Wednesday, June 13, 2012

Soul Sister

Georgia, I'm with You.

Yesterday I was sleeping in to fight a cold coming on and the kids were behaving in front of the TV (home a week from school) when the phone rang at 8am from Georgia. It was my soul sister on the other line calling to tell me that her husband has cancer and that it is an aggressive kind. This day took on a whole new up-side-down twist. I had encouraged these two to date 14 years ago and they quickly became an item and were married within a year. I have loved that this man makes laughter in my friend's life.

It was actually an accident that they found the cancer, but found at his wife's insistence that his stomach pains were not just an upset stomach or something to be taken lightly. By demanding action and going through a few doctors an ultrasound showed much more. It's completely OUTRAGEOUS and unexceptable if you ask me—to have to fight for proper health care and attention where serious pain is involved. It's the same thing I tell my kids. "If there is a problem, tell somebody. If they are not listening or doing anything, tell somebody else until somebody does something." I just didn't realize that this applies to going to the doctor as well.

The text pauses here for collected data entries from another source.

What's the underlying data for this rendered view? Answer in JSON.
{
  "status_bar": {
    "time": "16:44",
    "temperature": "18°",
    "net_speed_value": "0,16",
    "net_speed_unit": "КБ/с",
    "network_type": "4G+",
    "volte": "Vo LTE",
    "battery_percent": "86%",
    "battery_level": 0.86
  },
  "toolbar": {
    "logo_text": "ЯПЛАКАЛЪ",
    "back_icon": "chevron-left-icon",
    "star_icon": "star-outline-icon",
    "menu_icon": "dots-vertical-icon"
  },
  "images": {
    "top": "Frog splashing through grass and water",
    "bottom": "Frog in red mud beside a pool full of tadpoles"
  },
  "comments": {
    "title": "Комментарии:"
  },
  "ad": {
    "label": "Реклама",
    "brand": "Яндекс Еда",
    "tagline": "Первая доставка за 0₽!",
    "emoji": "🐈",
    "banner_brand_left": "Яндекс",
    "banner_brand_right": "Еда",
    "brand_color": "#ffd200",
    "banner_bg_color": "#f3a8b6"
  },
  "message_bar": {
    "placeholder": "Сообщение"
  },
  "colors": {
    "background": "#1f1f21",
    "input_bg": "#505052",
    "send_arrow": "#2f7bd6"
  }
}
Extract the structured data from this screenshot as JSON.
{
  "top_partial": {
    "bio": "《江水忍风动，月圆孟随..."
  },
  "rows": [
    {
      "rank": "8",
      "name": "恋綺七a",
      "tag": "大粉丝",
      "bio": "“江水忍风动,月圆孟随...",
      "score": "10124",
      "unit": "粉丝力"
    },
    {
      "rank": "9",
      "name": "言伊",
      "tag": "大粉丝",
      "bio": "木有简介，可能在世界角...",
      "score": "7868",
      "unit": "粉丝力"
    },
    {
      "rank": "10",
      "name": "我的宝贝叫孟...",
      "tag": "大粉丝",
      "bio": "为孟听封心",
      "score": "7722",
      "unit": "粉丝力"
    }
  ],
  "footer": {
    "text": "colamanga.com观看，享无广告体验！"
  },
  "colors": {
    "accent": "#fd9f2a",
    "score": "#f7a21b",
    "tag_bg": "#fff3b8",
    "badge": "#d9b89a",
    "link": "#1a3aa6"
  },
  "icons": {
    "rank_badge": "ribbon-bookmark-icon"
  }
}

I spent the entire day in an awkward sadness, wondering what I could do. I felt useless—thinking of how terrifying this is for them and their family to not have answers and to deal with this potential loss. I needed that 5 miler like nobody's business. When I finally got it in later that evening, I was tired, worn, feeling bla, depressed and my right hip had been aching for a week, but I ran it. I ran it like the pain could just take the edge off of their pain. I wished it would work that way—that I could endure the 26.2 as a trade. I ran with my legs of lead since this is nothing compared to what they are going thru and what distance is ahead for them. I ran choking back tears just trying to breath. I ran praying for 5 miles and giving thanks for each breath and the lives I have met and love. By the time I returned, a little of my edge was scrapped off on the road and the tears could be mistaken for glistening sweat. I had a good limp, but I still felt useless for Georgia.